The idea became more widely used in the 1920s. Stewart James notes that the stack was in use within an H. S. Paine release from 1922; see Stewart James: The First Fifty Years, 1989, p. 151. Walter B. Gibson also used such a stack in “A Marvelous Prediction,” published in his book Popular Card Tricks, 1928, p. 38. Theodore Annemann does the same in the context of the trick “The Premier Book Test,” published in Annemann's Mental Mysteries, 1929, p. 1, and later in Encyclopedia of Card Tricks, 1936, p. 221.

Karl Fulves, in Prolix, No. 5, 2009, p. 287, points out that Charles Jordan was an early pioneer of the general principle, with tricks such as “Psychic Prediction” and “Fate and the Joker” from Four Full Hands of Down to the Minute Magical Effects, 1922, p. 34 and 35 from the 1947 edition, respectively. Fulves also points out T. Page Wright's “A Prophetic Card Discovery” in The Sphinx, Vol. 23 No. 3, May 1924, p. 88, which relies on a 14/15 stack. Wright in turn cites an unspecified trick of William Larsen, which Fulves surmises may be “Prophesied Discovery” in Glenn Gravatt's Second Encyclopedia of Card Tricks, 1936, p. 76. This is a good guess on Fulves's part because Wright and Larsen actually teamed up to release The L.W. Card Mysteries, n.d. (c. 1928), p. 3 of the second edition, where they taught that very trick, “A Prophesied Discovery”. Larsen's trick, however, doesn't use the 14/15 stack. Instead, it uses a different stack to achieve a similar end result. Instead of cutting, the stack allows piles to be dealt with different numbers of cards in each. No matter which pile the spectator picks up, all the values add up to ten.

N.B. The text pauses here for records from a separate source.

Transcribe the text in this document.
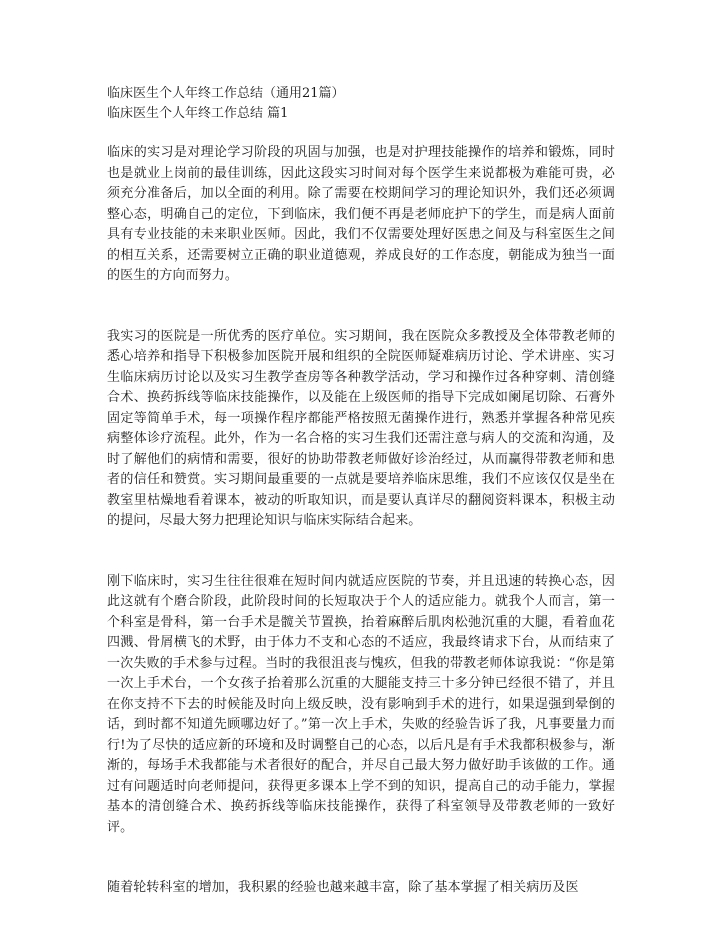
临床医生个人年终工作总结（通用21篇）

临床医生个人年终工作总结 篇1

临床的实习是对理论学习阶段的巩固与加强，也是对护理技能操作的培养和锻炼，同时也是就业上岗前的最佳训练，因此这段实习时间对每个医学生来说都极为难能可贵，必须充分准备后，加以全面的利用。除了需要在校期间学习的理论知识外，我们还必须调整心态，明确自己的定位，下到临床，我们便不再是老师庇护下的学生，而是病人面前具有专业技能的未来职业医师。因此，我们不仅需要处理好医患之间及与科室医生之间的相互关系，还需要树立正确的职业道德观，养成良好的工作态度，朝能成为独当一面的医生的方向而努力。

我实习的医院是一所优秀的医疗单位。实习期间，我在医院众多教授及全体带教老师的悉心培养和指导下积极参加医院开展和组织的全院医师疑难病历讨论、学术讲座、实习生临床病历讨论以及实习生教学查房等各种教学活动，学习和操作过各种穿刺、清创缝合术、换药拆线等临床技能操作，以及能在上级医师的指导下完成如阑尾切除、石膏外固定等简单手术，每一项操作程序都能严格按照无菌操作进行，熟悉并掌握各种常见疾病整体诊疗流程。此外，作为一名合格的实习生我们还需注意与病人的交流和沟通，及时了解他们的病情和需要，很好的协助带教老师做好诊治经过，从而赢得带教老师和患者的信任和赞赏。实习期间最重要的一点就是要培养临床思维，我们不应该仅仅是坐在教室里枯燥地看着课本，被动的听取知识，而是要认真详尽的翻阅资料课本，积极主动的提问，尽最大努力把理论知识与临床实际结合起来。

刚下临床时，实习生往往很难在短时间内就适应医院的节奏，并且迅速的转换心态，因此这就有个磨合阶段，此阶段时间的长短取决于个人的适应能力。就我个人而言，第一个科室是骨科，第一台手术是髋关节置换，抬着麻醉后肌肉松弛沉重的大腿，看着血花四溅、骨屑横飞的术野，由于体力不支和心态的不适应，我最终请求下台，从而结束了一次失败的手术参与过程。当时的我很沮丧与愧疚，但我的带教老师体谅我说：“你是第一次上手术台，一个女孩子抬着那么沉重的大腿能支持三十多分钟已经很不错了，并且在你支持不下去的时候能及时向上级反映，没有影响到手术的进行，如果逞强到晕倒的话，到时都不知道先顾哪边好了。”第一次上手术，失败的经验告诉了我，凡事要量力而行!为了尽快的适应新的环境和及时调整自己的心态，以后凡是有手术我都积极参与，渐渐的，每场手术我都能与术者很好的配合，并尽自己最大努力做好助手该做的工作。通过有问题适时向老师提问，获得更多课本上学不到的知识，提高自己的动手能力，掌握基本的清创缝合术、换药拆线等临床技能操作，获得了科室领导及带教老师的一致好评。

随着轮转科室的增加，我积累的经验也越来越丰富，除了基本掌握了相关病历及医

Wright had a competitor in 1924. H. S. Paine, that year, advertised “A Remarkable Prophecy” in Catalog No. 11 of his Chicago Magic Co. “A Remarkable Prophecy” is identical to Wright's “Prophetic Card Discovery”. In Stewart James in Print: The First Fifty Years, 1989, p. 151, James, a reliable historian, wrote that Paine had released this trick “as early as 1922”. However, Steve Beam and George Daily checked all the Chicago Magic Company's catalogs from 1921 through 1927, and found “Prophetic Card Discovery” offered only in catalogs No. 11 (1924) and No. 13 (1927); see Beam's Smokers, 2022, p. 27. Beam's book offers a detailed history of the 14/15 Principle.